Winter World_ The Ingenuity of Animal Survival - Bernd Heinrich [84]
In the field, Zapus builds aboveground summer nests of closely woven fine grass and dry leaves, with a small difficult-to-find entrance to the side. In the fall the mice leave these summer nests and burrow into the ground, where they hibernate. In captivity, mice began digging and making underground nests for hibernation during the last part of September, when temperatures dropped to 5°C. At first the mice’s periods of torpor lasted only a few hours: They awoke frequently, for a few hours and then a few days, before settling in to prolonged torpor of more than two or three days at a time. In Ithaca, New York, hibernating mice have been dug up as late as the end of April (Hamilton 1935), and Sheldon (1938a) even found them in torpor in her live traps in the last part of May. Napaeozapus also “became sleepy” in September and October, and like Zapus they then also left their aboveground nests and built new underground nests for hibernation. Like deer mice, jumping mice find new quarters in the winter. Theirs, thankfully, are not with me.
16
SUPERCOOL(ED) HOUSEGUESTS (WITH AND WITHOUT ANTIFREEZE)

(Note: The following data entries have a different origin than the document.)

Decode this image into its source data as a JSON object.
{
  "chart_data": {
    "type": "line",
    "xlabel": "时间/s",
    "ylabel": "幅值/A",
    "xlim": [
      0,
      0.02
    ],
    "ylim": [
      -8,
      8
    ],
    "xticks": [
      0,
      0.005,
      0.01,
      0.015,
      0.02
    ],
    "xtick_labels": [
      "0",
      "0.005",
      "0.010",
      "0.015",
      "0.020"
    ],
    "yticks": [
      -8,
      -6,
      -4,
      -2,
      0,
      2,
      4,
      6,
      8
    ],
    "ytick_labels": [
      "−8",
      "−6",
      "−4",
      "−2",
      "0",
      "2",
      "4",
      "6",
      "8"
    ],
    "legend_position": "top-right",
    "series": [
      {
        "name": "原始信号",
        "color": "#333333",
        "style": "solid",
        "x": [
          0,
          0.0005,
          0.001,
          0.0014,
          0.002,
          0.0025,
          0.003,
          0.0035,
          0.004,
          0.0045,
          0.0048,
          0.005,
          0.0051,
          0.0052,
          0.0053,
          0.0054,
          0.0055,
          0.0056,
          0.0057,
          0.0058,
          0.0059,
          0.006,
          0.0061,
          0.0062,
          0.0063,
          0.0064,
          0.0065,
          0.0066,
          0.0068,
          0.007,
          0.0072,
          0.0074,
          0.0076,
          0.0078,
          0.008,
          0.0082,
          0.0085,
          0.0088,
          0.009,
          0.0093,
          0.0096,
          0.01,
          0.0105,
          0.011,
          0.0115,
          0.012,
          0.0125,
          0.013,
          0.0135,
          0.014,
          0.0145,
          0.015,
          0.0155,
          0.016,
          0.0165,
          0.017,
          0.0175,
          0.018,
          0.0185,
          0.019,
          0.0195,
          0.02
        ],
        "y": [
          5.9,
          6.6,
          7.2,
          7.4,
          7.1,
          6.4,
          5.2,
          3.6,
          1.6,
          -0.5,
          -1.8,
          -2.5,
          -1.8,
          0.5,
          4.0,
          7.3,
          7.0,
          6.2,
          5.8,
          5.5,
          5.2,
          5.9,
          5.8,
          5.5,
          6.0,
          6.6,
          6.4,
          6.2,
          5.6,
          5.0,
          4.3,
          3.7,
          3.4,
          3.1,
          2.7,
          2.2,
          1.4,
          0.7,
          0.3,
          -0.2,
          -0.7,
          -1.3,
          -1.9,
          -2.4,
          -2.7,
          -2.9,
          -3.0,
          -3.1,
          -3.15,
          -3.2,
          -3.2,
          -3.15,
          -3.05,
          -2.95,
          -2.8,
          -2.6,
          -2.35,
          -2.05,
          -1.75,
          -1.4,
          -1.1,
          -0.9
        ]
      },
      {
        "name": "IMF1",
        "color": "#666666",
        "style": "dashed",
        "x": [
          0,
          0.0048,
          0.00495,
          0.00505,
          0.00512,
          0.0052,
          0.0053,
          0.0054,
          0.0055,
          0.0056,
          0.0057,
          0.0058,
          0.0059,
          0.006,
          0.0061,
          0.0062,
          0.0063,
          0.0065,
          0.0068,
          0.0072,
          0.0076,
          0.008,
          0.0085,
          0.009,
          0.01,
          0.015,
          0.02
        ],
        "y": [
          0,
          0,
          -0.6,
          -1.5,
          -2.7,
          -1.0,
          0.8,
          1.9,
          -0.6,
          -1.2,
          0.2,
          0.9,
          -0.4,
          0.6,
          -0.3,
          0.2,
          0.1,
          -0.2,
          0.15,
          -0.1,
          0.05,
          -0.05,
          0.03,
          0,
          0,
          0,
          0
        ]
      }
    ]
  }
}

The miceapparently get inside through tiny holes and by chewing and pulling out the oakum fiber plugs between logs. In this they may be aided by the stronger red and flying squirrels, which also pull out the oakum for use in their nests. Whether independently or working together the mammals ultimately provide the main means of entrance for a crowd of insects.
The crowd is always snug inside our Maine cabin, come winter. It consists mostly of cluster flies. According to Harold Oldroyd, who wrote the fly bible, the 1964 Natural History of Flies, there are several species of these robust members of the genus Pollenia. Most of them are several times the size of the more familiar housefly. Pollenia are calliphorid, or “flesh” flies. The larvae of North American native species eat the flesh of dead animals, but the most common flies in the cabin, Pollenia rudis, were introduced from Europe and their larvae parasitize earthworms; they eat them alive from the inside out. Big and bristly, these flies are not handsome, like the shiny metallic green-and-blue native Pollenia, which never enter the cabin. Already in the fall the Pollenia rudis perch in crowds on the logs outside the cabin and sun themselves. When it starts to cool, they slip through the cracks. By November most have made their way inside, but at that time they remain unobtrusive unless I build a roaring fire in the woodstove. Then within minutes they come poking out of the cracks and crevices, and if it is still daylight hundreds or thousands gather in buzzing masses at each of the eight windows making a collective hiss. They apparently perceive the warmth as the return of spring and take it as their signal to try to leave by flying directly to the light at the windows. If given a chance to exit, at least they do not try to stay on, unlike some other previously mentioned guests. Even on the coldest days they rush out instantly when I open the windows wide but they can fly only a short distance before the cold grips them and they plummet immobile to the snow. I’ve captured hundreds of the flies at my windows, painted them with dabs of red paint, and then released them outside to see if they return. When I used my Dustbuster a few days later to vacuum them up by the cupfuls at the windows, I got mostly new ones but there were some returnees.
I’ve become curious about their overwintering adaptations because I haven’t found any of them in the wild. Temperatures can dip to -30°C outside (and the cabin is unheated for most of the winter).